Art Seen: July 20

In this week's Art Seen, James Dignan looks at exhibitions by Lisa Reihana, Samuel Jackson, and Kate Williamson.

 

Sex Trade/Gift for Banks/Dancing Lovers/Sextant Lesson (detail), by Lisa Reihana.
Sex Trade/Gift for Banks/Dancing Lovers/Sextant Lesson (detail), by Lisa Reihana.
''Extrait d'Image'', Lisa Reihana (Milford Gallery)

Lisa Reihana's art consistently questions and explores the one-sided nature of colonial history. In her latest exhibition, she expertly blends photographic re-enactment with stylised idyllic backgrounds to create an illusory allegorical history which is as believable and vital as the official past learnt from textbooks.

Reihana has taken the work of 19th-century illustrator Jean-Gabriel Charvet as a starting point. Charvet's designs imagined the Pacific as a passive pastel utopia, with tamed countryside lapped by gentle waters and dotted with perfect trees.

Over this backdrop, photographic scenes of first contact between Cook's crew and Pacific Islanders are presented as images from a ship's journal. They present a plausible alternative to the often fanciful descriptions in early explorers' records, but are themselves heavily loaded with dreamlike unreality.

The term ''backdrop'' is apt for the strange surreality of the scenes. The idealised Pacific becomes a stage set, making the action seem like scenes from a play. We are constantly reminded that ''truth'' is never absolute, and that any historical account is simply one person's interpretation - especially when, as here, we are presented with a series of glimpses which together could be ordered to create a multitude of stories.

It is poignant in these days of ''post-truth'' news to be reminded that our ''fixed'' history may be no more accurate than the latest internet rumour.

 

Big Sacred Technologies, by Samuel Jackson
Big Sacred Technologies, by Samuel Jackson
''Big Sacred Technologies'', Samuel Jackson (Blue Oyster Gallery)

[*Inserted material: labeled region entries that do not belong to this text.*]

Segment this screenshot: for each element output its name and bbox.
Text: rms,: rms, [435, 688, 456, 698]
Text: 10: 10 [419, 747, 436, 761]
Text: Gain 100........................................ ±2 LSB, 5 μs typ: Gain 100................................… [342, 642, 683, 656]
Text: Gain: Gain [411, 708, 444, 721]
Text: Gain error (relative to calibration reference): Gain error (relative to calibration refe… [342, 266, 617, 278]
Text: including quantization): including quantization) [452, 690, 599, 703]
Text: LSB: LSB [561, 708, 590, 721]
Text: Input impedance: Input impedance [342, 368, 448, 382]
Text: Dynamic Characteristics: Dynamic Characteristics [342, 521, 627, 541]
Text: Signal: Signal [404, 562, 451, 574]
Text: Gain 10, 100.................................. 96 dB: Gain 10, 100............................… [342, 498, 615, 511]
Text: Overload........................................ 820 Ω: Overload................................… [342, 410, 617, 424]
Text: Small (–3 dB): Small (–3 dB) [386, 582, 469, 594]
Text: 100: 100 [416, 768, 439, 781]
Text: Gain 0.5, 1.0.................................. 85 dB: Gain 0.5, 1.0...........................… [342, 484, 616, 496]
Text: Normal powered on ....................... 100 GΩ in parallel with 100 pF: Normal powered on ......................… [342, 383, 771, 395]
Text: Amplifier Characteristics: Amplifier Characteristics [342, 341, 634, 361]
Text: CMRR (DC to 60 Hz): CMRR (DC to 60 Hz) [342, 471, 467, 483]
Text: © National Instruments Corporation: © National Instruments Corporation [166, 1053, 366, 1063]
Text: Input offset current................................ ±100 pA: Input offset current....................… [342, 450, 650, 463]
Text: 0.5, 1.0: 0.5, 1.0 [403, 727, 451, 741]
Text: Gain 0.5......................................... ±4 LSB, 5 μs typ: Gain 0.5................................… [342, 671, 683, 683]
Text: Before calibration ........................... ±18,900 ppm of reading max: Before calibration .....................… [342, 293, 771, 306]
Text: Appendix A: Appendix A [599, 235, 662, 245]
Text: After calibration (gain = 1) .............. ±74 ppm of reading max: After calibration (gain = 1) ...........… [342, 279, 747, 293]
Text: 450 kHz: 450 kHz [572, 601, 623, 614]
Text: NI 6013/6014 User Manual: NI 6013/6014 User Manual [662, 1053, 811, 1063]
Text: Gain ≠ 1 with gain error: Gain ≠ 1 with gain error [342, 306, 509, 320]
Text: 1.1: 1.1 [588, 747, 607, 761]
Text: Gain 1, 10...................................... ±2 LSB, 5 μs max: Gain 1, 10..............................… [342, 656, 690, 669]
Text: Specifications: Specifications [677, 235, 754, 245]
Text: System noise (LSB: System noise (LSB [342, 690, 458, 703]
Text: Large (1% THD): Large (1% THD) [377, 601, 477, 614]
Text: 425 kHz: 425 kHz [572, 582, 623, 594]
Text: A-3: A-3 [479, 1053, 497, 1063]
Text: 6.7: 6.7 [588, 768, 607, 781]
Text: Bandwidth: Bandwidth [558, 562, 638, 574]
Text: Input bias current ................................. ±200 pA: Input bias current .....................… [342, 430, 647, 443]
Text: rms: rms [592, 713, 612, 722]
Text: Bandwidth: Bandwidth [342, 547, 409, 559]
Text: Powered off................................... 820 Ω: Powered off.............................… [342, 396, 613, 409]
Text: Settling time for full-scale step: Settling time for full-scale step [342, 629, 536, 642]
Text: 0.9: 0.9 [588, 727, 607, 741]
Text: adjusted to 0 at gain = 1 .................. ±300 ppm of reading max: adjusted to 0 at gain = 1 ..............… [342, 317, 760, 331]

Where Lisa Reihana looks to the uncertainty of the past, Samuel Jackson looks to the uncertainty of the future.

In his mixed media presentation at the Blue Oyster Gallery, Jackson considers the rituals and practices of divination. These are examined in conjunction with the use of technology to gather data, and the possibility that some scientific approach to prediction is possible.

Jackson uses the icon of ''the Oracle'', a triangular prismatic form which, like the predictions of Nostradamus, offers apparent fatalistic certainty of future events, as long as the correct interpretation can be found.

Divination, though is as much an art as a science, and while rigorous science might demand replicability and reliability, art is - from this viewpoint - a fickle practice which offers no such certainties.

The art of interpretation confounds any ability to judge the validity (or otherwise) of the process. This paradox lies at the heart of the mysteries of foretelling the future.

In a society where cyber-surveillance and data gathering are big business, is the mass of available data enough to predict future events? Or would we fail to recognise the patterns in the data even if some ''oracle'' could show them to us? As Jackson shows, information may be power, but whether information is also knowledge and wisdom is still open to debate.

 

The Watcher, by Kate Williamson
The Watcher, by Kate Williamson
''Green Fusion: The Real World Series'', Kate Williamson (Moray Gallery)

Kate Williamson's art forms an antithesis to the technocracy of Jackson's oracle. Her acrylic images revel in the natural world, specifically the island of wilderness, which is the bush around Waipori Falls.

Williamson claims that her aim is to paint the ''real'' life endangered and dwindled by the encroachment of the ''make believe'' world of human industrialisation. Ironically, her charming pictures present a world that glows in an almost magical light, seemingly hyperreal in its honeyed tones and sparkling dapples.

In pieces such as The Watcher, the light seems to vibrate. The paint, boldly applied in gestural splashes, brings the forest to vivid life.

Works such as Dawn Chorus, Swallows in the Mist and Native Visitors go further still; here, the landscape becomes a breathing backdrop, detail dissolving into an impressionistic sensual realm that is no longer just forest but also impenetrable curtain, shutting out the troubles of the human world.

The bush becomes a place of flowing, shifting colour and light. The fantails of Native Visitors stand out as the only solid items on display, signifiers in a world of molten green.

As with the humans in Lisa Reihana's images, they become the actors in a play, the sole focus of our attention in their vivacity and dynamism.